L’escrime, la voile et le tir à l’arc sont des
disciplines sportives nobles qui se voient
couramment qualifiées d’artistiques. Lorsque
des athlètes pratiquant ces disciplines sportives m’offrent une démonstration de leur art,
ces représentations répondent toujours à ma
conception de la beauté. L’idée que l’archer
vise un être humain m’est devenue complètement étrangère, et le fleuret, lui aussi, n’est
utilisé que dans une conception « sportive ».
Tous les « sports de combat » paraissent
inoffensifs, aussi longtemps qu’ils ne débouchent pas sur des actes violents.
Derrière l’image de l’élégante archère en
tricot blanc, Ulrike Rosenbach perçoit I’Amazone antique qu’elle questionne dans de
longues séquences photographiques issues
de films hollywoodiens et d’autres contextes.
Le pseudo-hellénisme qui s’exprime dans ces
images passe par le prisme trivial du mythe,
qui n’en laisse subsister qu’une image distordue. Néanmoins, la solennité tranquille de la
performance reste fidèle à un rituel qui
conserve toute sa dimension historique.
La performance en tant que forme de
l’expression corporelle artistique est née, en
quelque sorte, des concerts Fluxus et des
happenings turbulents des années soixante.
Lorsque les artistes Fluxus se servaient de la
métaphore d’une discipline sportive, ils se
référaient toujours à la boxe. Ben Vautier, Nam
June Paik et Joseph Beuys ont pratiqué ce
sport. Le sport de combat typiquement masculin qu’est la boxe est basé sur le pugilat et
conserve son caractère populaire. C’est précisément ce que visaient ces artistes.
Un perpétuel échange d’énergies
Lors de la Documenta 1972, Joseph Beuys
avait installé un bureau d’informations de la
« Organisation für direkte Demokratie durch
Volksabstimmung » (Organisation pour la
démocratie directe par référendum populaire).

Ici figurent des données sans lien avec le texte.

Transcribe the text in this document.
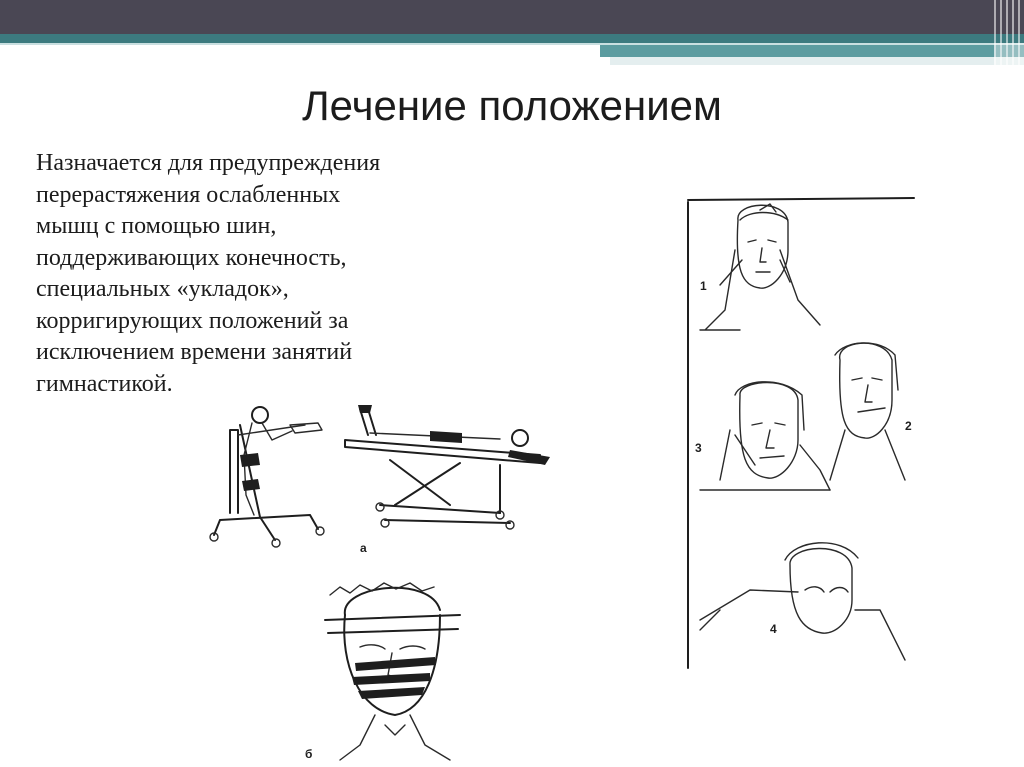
Лечение положением
Назначается для предупреждения
перерастяжения ослабленных
мышц с помощью шин,
поддерживающих конечность,
специальных «укладок»,
корригирующих положений за
исключением времени занятий
гимнастикой.
а
б
1
2
3
4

Au cours des débats, par ailleurs fort animés,
son élève Abraham Christian Moebuss
(devenu entretemps le sculpteur Abraham
David Christian) l’invita à un « combat de boxe
pour la démocratie directe » qui eut lieu le
dernier jour de l’exposition au titre de grande
action publique de clôture. Anatol Herzfeld, un
autre élève de Beuys, fut choisi comme arbitre,
et commenta, à la fin du combat, la victoire de
Beuys en ces termes : « Beuys vainqueur aux
points pour la démocratie directe grâce à ses
directs ». Dans les photgaraphies illustrant ce
combat, Abraham David Christian et Joseph
Beuys, du fait de leur manque d’entraînement,
n’ont pas pu démontrer le caractère dangereux de ce sport de combat qu’est la boxe,
mais ils ont néanmoins conféré à leur confrontation une image qui exprime son universalité,
son caractère sérieux et dangereux: une
métaphore à double sens qui exprime, sous
les traits d’une confrontation combative et
violente, l’opposition entre la « démocratie
directe » et la « démocratie déléguée ».
Bien auparavant, en 1966, lors d’une représentation Fluxus à Copenhague, Beuys avait
revêtu des gants de boxe pour frapper l’écran
d’un téléviseur: Don Quichotte tentant, au
moyen du pugilat primitif, de venir à bout des
ailes de moulins que constituent les massmedia et découvrant finalement qu’il convient
de recourir à des méthodes de contact plus
raffinées. II découpe un boudin, lui donnant la
forme d’une épée de Samouraï, et l’introduit
dans le champ énergétique du circuit électronique.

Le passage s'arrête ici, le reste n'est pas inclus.